ACOs are provider collaborations that support the integration of groups of physicians, hospitals, and other providers in different ways around the opportunity to receive additional payments by achieving continually advancing patient-focused quality targets and demonstrating real reductions in overall spending growth for their defined patient population. The ACO model is highly flexible and can be organized in a number of ways - ranging from fully integrated delivery systems to networked models within which physicians in small office practices can work effectively together to improve quality, coordinate care and reduce costs. They can also feature different payment incentives ranging from "one-sided" shared savings within a fee-for-service environment, to a range of limited or substantial capitation arrangements with quality bonuses.

ACOs provide a mechanism to transition from paying for volume and intensity to paying for value. They are compatible with a range of other payment reforms to improve quality, such as medical homes and bundled payments; they can help assure that these reforms lead to sustainable quality improvements and cost reductions.

What will the National ACO Summit Do?
The National Accountable Care Organization Summit has gathered thoughtful health care leaders from around the country and across the spectrum of health care stakeholders to discuss the promise as well as the challenges and limitations of ACOs. The first day of the summit will help define the guiding principles of ACOs, discuss recent experiences with pilot projects that implemented ACO-like models, and indentify key questions that have to be addressed to implement ACOs effectively. Day two of the summit will present in-depth discussion and analysis of the key issues that ACO implementation must address, including:

  • Governance and legal issues;
  • Ensuring care quality;
  • ACOs interactions with other reforms; and
  • Steps to improve care within an ACO.

The conference will conclude with a look forward, examining the new Federal and state health care policies that will affect ACO development. The Summit will also feature a pre-conference on advancing accountable care in physician organizations sponsored by the California Associate of Physician Groups (CAPG). This Summit will be the key forum for understanding how ACO reforms can be implemented effectively, and how the new health care reform law can support ACO implementation.

What Does Health Care Reform Legislation Mean for ACOs?
ACOs are one of the key efforts in the recent health care reform law to address the challenges facing U.S. health care: rising costs that threaten the affordability of care and the fiscal integrity of the U.S. government; care that is often impersonal, inaccessible, unsafe, unreliable, fragmented and poorly coordinated; and concern that the current fee-for-service payment system poses a barrier to progress. In contrast to many proposals that seek to improve care without imposing reductions in payment rates on providers, the Congressional Budget Office (CBO) has estimated that ACOs are expected to reduce costs by an estimated $4.9 billion dollars. This estimate assumes a limited pilot program starting in 2012. However, the Secretary of HHS has the authority to expand successful ACO models, so that ACOs could have a much larger impact on reducing costs and improving quality.

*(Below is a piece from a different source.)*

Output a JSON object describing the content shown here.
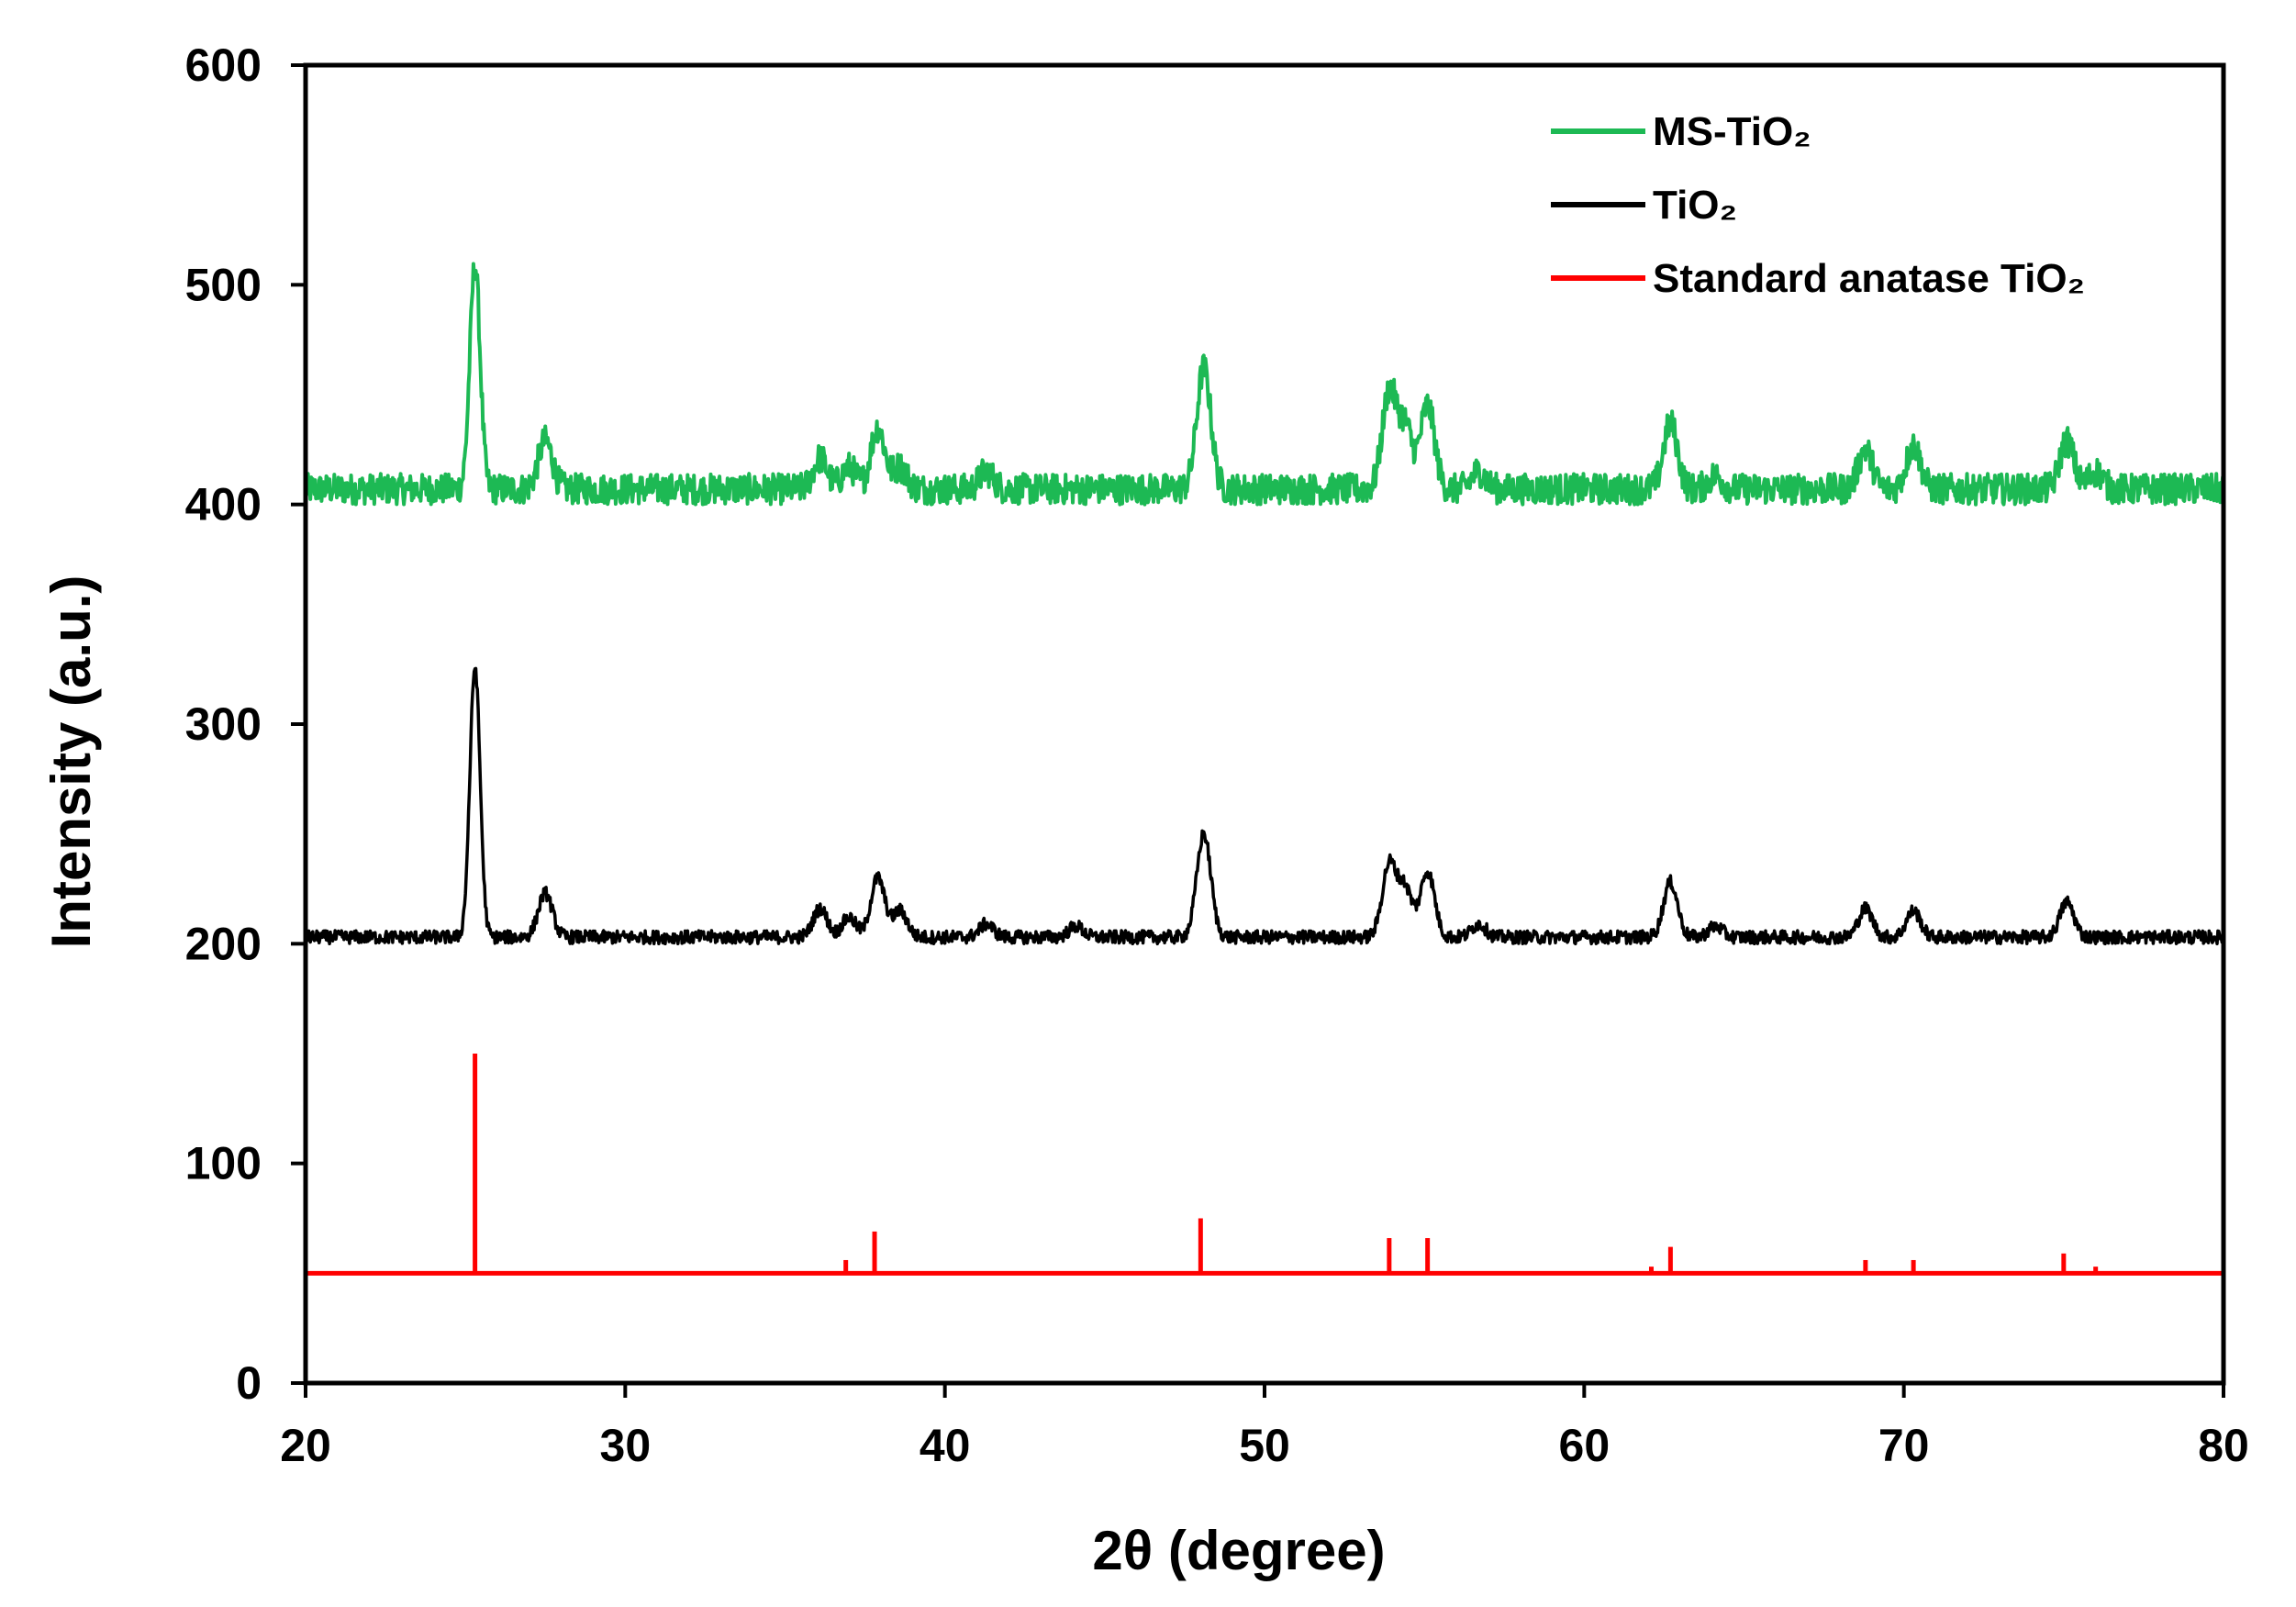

The National ACO Summit will include opportunities to address questions raised by this new legislation. Section 3022: Medicare Shared Savings Program in the recently passed health reform law (H.R. 3590) requires the Secretary of HHS to establish a shared savings program through ACOs. By January 1st, 2012 the Secretary will need to define performance measures, attribution methods, expenditure benchmarks, and savings thresholds for ACOs. Support for ACOs, and for integrating ACOs with other payment reforms, will also come from the Center for Medicare and Medicaid Innovation (CMI). The CMI will test innovative payment and service delivery models, including ACOs, to reduce program expenditures while preserving or enhancing the quality of care. Congress has budgeted $10 billon beginning in FY 2011 to support this work.